На заднем плане возвышались мрачные фигуры в длинных черных одеяниях, лиц их не было видно — чернецы, монахи. И вдруг — разом — пение смолкло, донесся тонкий, словно жалующийся голос:
— Шел бы я в гости, да никто меня не зовет!..
Никто. Никто на всем белом свете. Уж потом я вспомнила, что встречала эти слова в «Азбуке о голом и небогатом…», а сейчас мне было не до того, они отозвались в моей душе непонятной дрожью.
— Шел бы я в гости, да никто меня не зовет!..
Монахи будто ответили, угрюмо и басовито:
— Избави, господи, вечные муки, а дай нам, господи, светлый рай…
Но тут же с шутейной торжественностью вступили скоморохи:
— А в начале века сего тленнаго сотворил бог небо и землю, сотворил бог Адама и Евву, повелел им жити во святом раю, дал им заповедь божественну: не повеле вкушати плода виноградного…
Вторя друг другу, веселясь, приплясывая, выводили на разные голоса:
— Не вкушати, не вкушати, не вкушати плода, плода, плода.
И — торжествующим хором:
— Виноградного! Ох, виноградного!..
Это неуемное веселье вдруг остановила резкая яростная нота, крик:
— Ино зло племя человеческо!
Скоморохи смолкли, а юродивые затянули, и такое отчаяние было в их голосах, что не понять было: то ли они карой грозят, ю ли вымаливают пощады.

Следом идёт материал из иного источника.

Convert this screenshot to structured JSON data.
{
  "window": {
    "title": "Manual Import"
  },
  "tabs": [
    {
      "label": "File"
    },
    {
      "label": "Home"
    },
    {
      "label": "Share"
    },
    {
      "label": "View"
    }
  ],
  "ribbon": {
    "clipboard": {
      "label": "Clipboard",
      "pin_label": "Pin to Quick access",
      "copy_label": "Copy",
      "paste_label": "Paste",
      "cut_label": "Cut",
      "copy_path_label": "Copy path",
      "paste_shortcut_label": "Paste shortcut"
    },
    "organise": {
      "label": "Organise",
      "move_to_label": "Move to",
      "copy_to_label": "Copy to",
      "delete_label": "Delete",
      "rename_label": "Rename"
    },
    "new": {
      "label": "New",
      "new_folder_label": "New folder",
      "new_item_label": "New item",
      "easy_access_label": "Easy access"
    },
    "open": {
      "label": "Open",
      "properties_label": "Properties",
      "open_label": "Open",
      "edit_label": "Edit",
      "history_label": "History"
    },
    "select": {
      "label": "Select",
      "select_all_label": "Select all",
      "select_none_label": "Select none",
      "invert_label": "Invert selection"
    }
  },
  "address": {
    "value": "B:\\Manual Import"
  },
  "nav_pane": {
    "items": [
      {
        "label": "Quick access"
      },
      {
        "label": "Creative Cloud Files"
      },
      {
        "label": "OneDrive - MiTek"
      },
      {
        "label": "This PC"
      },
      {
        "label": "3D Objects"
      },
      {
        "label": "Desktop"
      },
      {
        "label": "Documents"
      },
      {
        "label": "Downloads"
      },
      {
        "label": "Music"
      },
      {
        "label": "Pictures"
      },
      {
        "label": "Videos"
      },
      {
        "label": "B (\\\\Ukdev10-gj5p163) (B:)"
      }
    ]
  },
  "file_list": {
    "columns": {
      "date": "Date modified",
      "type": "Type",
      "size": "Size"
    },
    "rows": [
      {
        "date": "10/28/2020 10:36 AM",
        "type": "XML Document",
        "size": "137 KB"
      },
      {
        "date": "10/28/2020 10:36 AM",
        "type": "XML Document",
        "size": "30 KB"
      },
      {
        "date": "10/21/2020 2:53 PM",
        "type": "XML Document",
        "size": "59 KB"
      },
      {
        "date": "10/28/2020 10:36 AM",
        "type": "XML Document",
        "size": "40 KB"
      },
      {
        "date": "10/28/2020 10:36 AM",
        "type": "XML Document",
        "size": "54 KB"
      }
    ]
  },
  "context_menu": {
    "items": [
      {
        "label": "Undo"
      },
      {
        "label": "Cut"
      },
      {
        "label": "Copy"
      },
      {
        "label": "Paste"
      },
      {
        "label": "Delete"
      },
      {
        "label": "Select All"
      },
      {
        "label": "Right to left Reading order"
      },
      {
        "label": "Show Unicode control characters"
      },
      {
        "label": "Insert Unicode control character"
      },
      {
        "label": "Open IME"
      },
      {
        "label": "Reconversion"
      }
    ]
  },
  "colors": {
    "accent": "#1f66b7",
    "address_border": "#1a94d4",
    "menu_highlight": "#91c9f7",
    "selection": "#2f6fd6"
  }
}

— И за преступление великое господь бог на всех разгневался, и изгнал бог Адама с Еввою из святого рая, из едемского, и вселил он их на землю на нискую…
Корчась от великой боли и страдания, катаясь по этой «ниской» земле, они не столько пели, сколько плакали:
— А се роди пошли слабы добру божливи, а на безумие обратилися и учели жить в суете и в неправде…
Вновь вырвался из жуткого хора тот непримиримый, отравленный тоской голос:
— Ино зло племя человеческо!
Монахи подтвердили:
— И за то на них господь бог разгневался, попустил на них скорби великия, злую, немерную наготу и босоту.
— Наготу и босоту, наготу и босоту, — печально прошелестело по толпе.
И вдруг — из скоморошьего племени — все с тем же беспечным озорством:
— Нагия, веселитеся!
И остальные игруны-потешники будто подхватили:
— Не быть бражнику богатому, не бывать костарю в славе доброй! Поставь крушку ишему сладково, вскрай поставь зелено вино, поставь пиво пьяное!
С хохотом, с посвистом, с притопом-приплясом повторяли, словно пробуя на вкус, заветное зелье:
— Пиво пьяное, пиво пьяное… Пиво пья-но-е!..
Наконец все смолкло и вроде бы стало пусто вокруг. Мать и отец провожали сына. Горький миг, а куда деваться? Чадо выросло, окрепло, хочет само испытать, почем лихо, не век сидеть под родительским крылом.